The Dart Center for Journalism and Trauma recommends avoiding any question which might “imply blame or that they could have done more.” If it is important to know where she was, journalists can ask in a more direct way.

Allowing sources to avoid questions or keep details to themselves is not censorship, as some journalists might think of it, but rather it is a consideration for a person’s privacy and dignity. Moore has learned this in her own reporting. “I’ve asked you to share your story with me, but that doesn’t make me entitled to every piece of your story and I think that’s an important thing for journalists to keep in mind,” said Moore.

If journalists don’t feel comfortable navigating the nuances of these situations as they come up, Escalante recommends enlisting a psychologist or another trusted by the source to sit in on the interview. In the many times she has done so, she has rarely had to intervene, but finds that her presence signals that the journalist cares about the emotional wellbeing of the source and helps the source feel more comfortable.
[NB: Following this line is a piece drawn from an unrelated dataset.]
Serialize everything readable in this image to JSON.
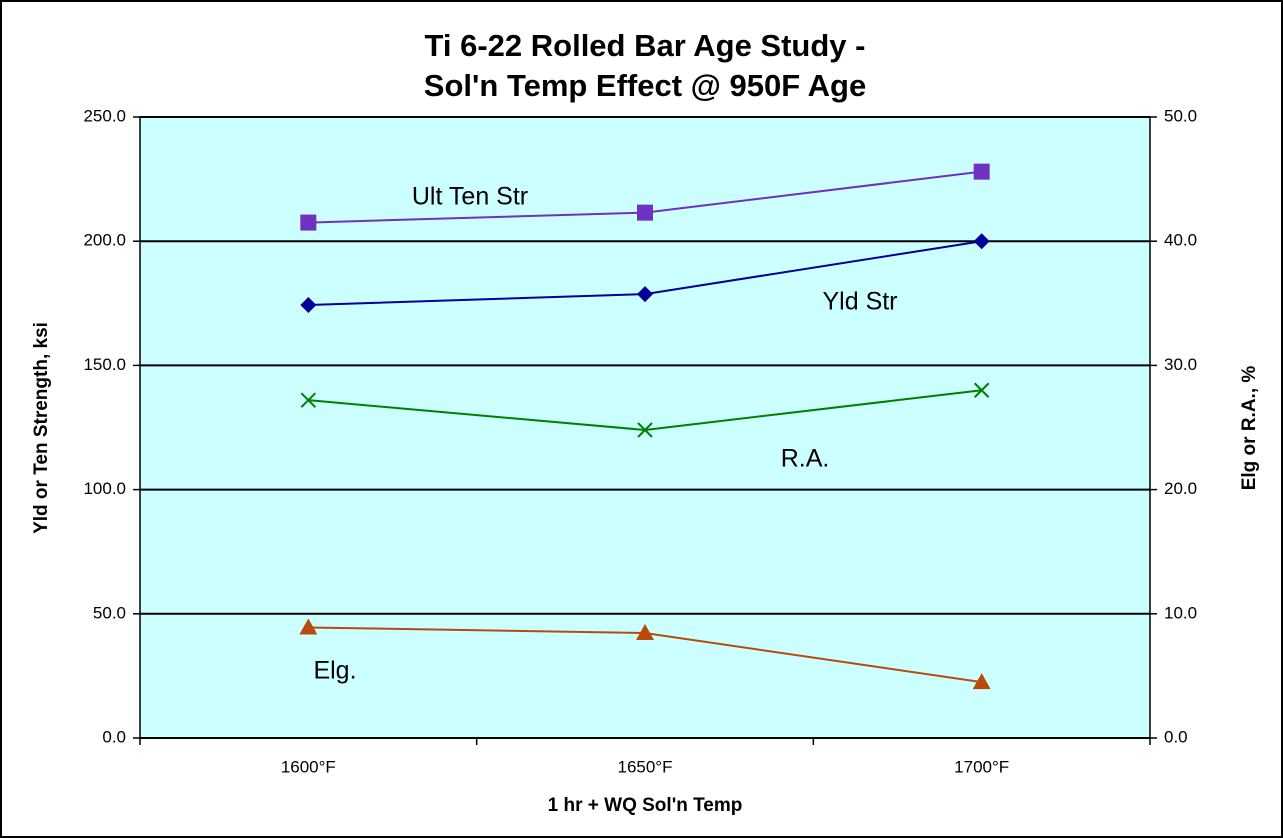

Escalante recommended a slow pace for interviews, allowing time for sources to recover if they become emotional, and being clear at the outset that a source can end the interview at any time. She remembers only one instance of a journalist treating a source disrespectfully by asking personal questions even when the source became visibly upset. The woman had been a victim of torture and sexual violence and Escalante had to intervene to stop the interview. “In most cases, the journalist is attentive. Sometimes they look at you to ask, ‘Do we continue or not? Is this ok?’ And you say, ‘Yes, go ahead,’” Escalante said.

What happens after the interview can be just as important to ensure that sources feel they were respected during the process. It can be as simple as sharing an article, even if it’s not in their native language, to show that the interview was eventually published. “When I saw that you published something about my story and my friends in the U.S. told me that they saw a story about me, that lifted my spirits,” Estrada said. “But when journalists don’t do it, it seems like they just used our testimony and then they weren’t interested.”

“Sometimes people say, ‘They’ve interviewed me so many times and what purpose does it serve?’” Zamora said. “There have been so many cases where family members have done interviews and then have never known what became of it. To see it from their side, it’s not that they want to be paid, but rather they just want to see what was the fruit of the interview.” 

When done in a conscious and respectful way, the journalist-source relationship can be symbiotic.

“Journalists have to ask the questions that touch hearts and soul,” Estrada said. He recognized that some questions are “necessary in the end.” Even though it can be painful to remember his brothers, he’s grateful to have a platform to share his story. “[Journalists] have helped us to be able to tell our testimony,” he said.

“It doesn’t necessarily have to be a difficult relationship between the journalist and the person being interviewed,” said Escalante. “Rather it can be a harmonious relationship in the sense that for the victim, many, although not all, need to speak. They need their stories to be known.”